Mustafa Kemal’e yönelik olan bağlılığın insanların hür iradesinin ürünü olduğu kabulüyle yaşanan duygu durumu yüceltiliyor. Milyonlar, sevgi, tören, saygı vb. kavramlarla bir “hissiyat birlikteliği” algısı oluşturulmak isteniyor. İşinde gücünde insanların işlerini bırakarak çalan sirenlere eşlik etmeleri gündelik, olağan bir şeymiş gibi gösterilerek lider kültüne duyulan bağlılığın organik olduğu gözümüze bir kez daha sokuluyor.
Gerçekte ise bu yaşananlar delilik nöbetinden başka bir şey değil. Bunu herkes bilmesine rağmen müesses nizamın doğru tanımı etrafında baskı ve zorbalıkla bir kitlesellik oluşturuluyor. Bir toplum kendisine gösterilene boyun eğmediği vakit başına gelecekleri geçmişte yaşananlar sebebiyle hafızasının derinlerinde tüm gerçekliğiyle biliyor çünkü…
Eşik bekçileri ise daha fazlası için hiç durmadan politik argüman üretmeyi sürdürüyorlar. Baskı ve tehditle tesir etmeye çalıştıkları siyaset ve toplum üzerindeki tahakkümlerini artırmanın en önemli yolu söz konusu lider kültü çünkü… Cari hükümetin verdiği tavizler onların gücüne güç katıyor. İktidarın yaptıklarını yetersiz görüp daha fazlasını istiyorlar.
Lider kültü üzerinden insanların zorla bir özneyi sevmesinin ne anlama geldiğini anlamak için Nazi Almanya’sına bakmak yeterli olacaktır. Hitler sevgisi Alman toplumunun göz ardı edilemeyecek bir kesiminin temel motivasyonuyken bir de bu kitleye uyum sağlayan milyonların hüzünlü hikâyesi savaşın bitmesiyle gün yüzüne çıkmıştır. Lidere duyulan sapkın bağlılığın sonucu olarak gerçekleştirilen eylemlerden sonra geriye utanç kalmıştır.
Unsere Mütter, unsere Väter dizisinde savaş başlarken herkesin Nazi olduğu ancak savaşın bitişiyle ortaya çıkan en büyük enkazın kimlik krizi olduğu şu sözlerle izah edilir:
“Mayıs 1945. Dört yıl önce vedalaştık.
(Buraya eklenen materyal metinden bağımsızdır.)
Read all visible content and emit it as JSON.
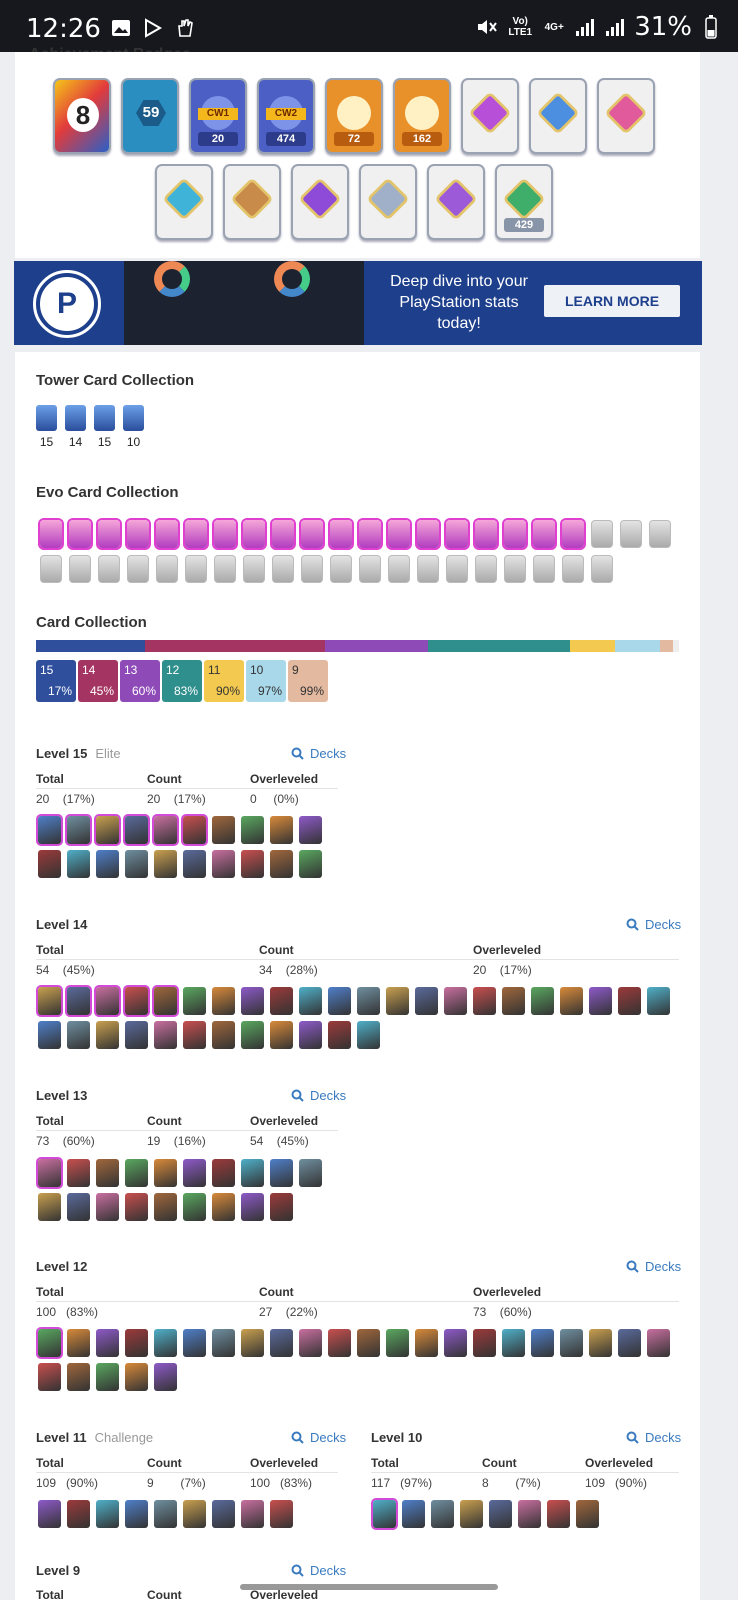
{
  "status_bar": {
    "time": "12:26",
    "network": "Vo) LTE1",
    "network2": "4G+",
    "battery": "31%",
    "icons": [
      "gallery-icon",
      "play-store-icon",
      "hand-icon",
      "mute-icon",
      "signal-icon",
      "battery-icon"
    ]
  },
  "badges": {
    "title": "Achievement Badges",
    "row1": [
      {
        "kind": "years",
        "value": "8",
        "bg": "#e23b3b"
      },
      {
        "kind": "level",
        "value": "59",
        "bg": "#2a8fc0"
      },
      {
        "kind": "cw1",
        "tag": "CW1",
        "value": "20",
        "bg": "#4b5fc4"
      },
      {
        "kind": "cw2",
        "tag": "CW2",
        "value": "474",
        "bg": "#4b5fc4"
      },
      {
        "kind": "cards",
        "value": "72",
        "bg": "#e8902a"
      },
      {
        "kind": "crown",
        "value": "162",
        "bg": "#e8902a"
      },
      {
        "kind": "medal-purple",
        "value": "",
        "bg": "#f0f0f0"
      },
      {
        "kind": "medal-blue",
        "value": "",
        "bg": "#f0f0f0"
      },
      {
        "kind": "medal-pink",
        "value": "",
        "bg": "#f0f0f0"
      }
    ],
    "row2": [
      {
        "kind": "medal-cards",
        "value": "",
        "bg": "#f0f0f0"
      },
      {
        "kind": "medal-king",
        "value": "",
        "bg": "#f0f0f0"
      },
      {
        "kind": "medal-crown-purple",
        "value": "",
        "bg": "#f0f0f0"
      },
      {
        "kind": "medal-silver",
        "value": "",
        "bg": "#f0f0f0"
      },
      {
        "kind": "medal-violet",
        "value": "",
        "bg": "#f0f0f0"
      },
      {
        "kind": "collection",
        "value": "429",
        "bg": "#f0f0f0"
      }
    ]
  },
  "ad": {
    "text": "Deep dive into your PlayStation stats today!",
    "button": "LEARN MORE",
    "logo": "P"
  },
  "tower": {
    "title": "Tower Card Collection",
    "items": [
      "15",
      "14",
      "15",
      "10"
    ]
  },
  "evo": {
    "title": "Evo Card Collection",
    "unlocked": 19,
    "total": 42
  },
  "collection": {
    "title": "Card Collection",
    "levels": [
      {
        "level": "15",
        "pct": "17%",
        "color": "#2f4f9c"
      },
      {
        "level": "14",
        "pct": "45%",
        "color": "#a43562"
      },
      {
        "level": "13",
        "pct": "60%",
        "color": "#8e4bb8"
      },
      {
        "level": "12",
        "pct": "83%",
        "color": "#2f8f8c"
      },
      {
        "level": "11",
        "pct": "90%",
        "color": "#f4c94f"
      },
      {
        "level": "10",
        "pct": "97%",
        "color": "#a8d8ea"
      },
      {
        "level": "9",
        "pct": "99%",
        "color": "#e3b9a0"
      }
    ],
    "bar_segments": [
      {
        "fraction": 0.17,
        "color": "#2f4f9c"
      },
      {
        "fraction": 0.28,
        "color": "#a43562"
      },
      {
        "fraction": 0.16,
        "color": "#8e4bb8"
      },
      {
        "fraction": 0.22,
        "color": "#2f8f8c"
      },
      {
        "fraction": 0.07,
        "color": "#f4c94f"
      },
      {
        "fraction": 0.07,
        "color": "#a8d8ea"
      },
      {
        "fraction": 0.02,
        "color": "#e3b9a0"
      },
      {
        "fraction": 0.01,
        "color": "#eeeeee"
      }
    ]
  },
  "labels": {
    "decks": "Decks",
    "total": "Total",
    "count": "Count",
    "overleveled": "Overleveled"
  },
  "level15": {
    "title": "Level 15",
    "sub": "Elite",
    "total": "20",
    "total_pct": "(17%)",
    "count": "20",
    "count_pct": "(17%)",
    "over": "0",
    "over_pct": "(0%)",
    "cards": 20
  },
  "level14": {
    "title": "Level 14",
    "total": "54",
    "total_pct": "(45%)",
    "count": "34",
    "count_pct": "(28%)",
    "over": "20",
    "over_pct": "(17%)",
    "cards": 34
  },
  "level13": {
    "title": "Level 13",
    "total": "73",
    "total_pct": "(60%)",
    "count": "19",
    "count_pct": "(16%)",
    "over": "54",
    "over_pct": "(45%)",
    "cards": 19
  },
  "level12": {
    "title": "Level 12",
    "total": "100",
    "total_pct": "(83%)",
    "count": "27",
    "count_pct": "(22%)",
    "over": "73",
    "over_pct": "(60%)",
    "cards": 27
  },
  "level11": {
    "title": "Level 11",
    "sub": "Challenge",
    "total": "109",
    "total_pct": "(90%)",
    "count": "9",
    "count_pct": "(7%)",
    "over": "100",
    "over_pct": "(83%)",
    "cards": 9
  },
  "level10": {
    "title": "Level 10",
    "total": "117",
    "total_pct": "(97%)",
    "count": "8",
    "count_pct": "(7%)",
    "over": "109",
    "over_pct": "(90%)",
    "cards": 8
  },
  "level9": {
    "title": "Level 9"
  }
}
Savaşın Noel'de biteceğini sanan beş arkadaştık. Şimdi başladığı yerde bitiyor: Berlin'de. Berlin'den geriye ne kaldıysa… Yakında herkes tekrar Alman olacak, tek bir Nazi kalmayacak. Peki, biz kim olacağız?”
Gelecekte Türkiye sirenler, saygı duruşları, törenlerle inşa edilen bu akıl dışı dayatmayı aşabilirse herkes bu günlere bakıp enkazdan geriye ne kaldığı sorusunu kendisine soracak. Verilecek cevabın “huzur dolu” olması için bugünlerde ne yaptığımız çok büyük önem arz ediyor. Bu çılgınlığa dâhil mi olacağız yoksa sesimizi çıkarmayı mı tercih edeceğiz?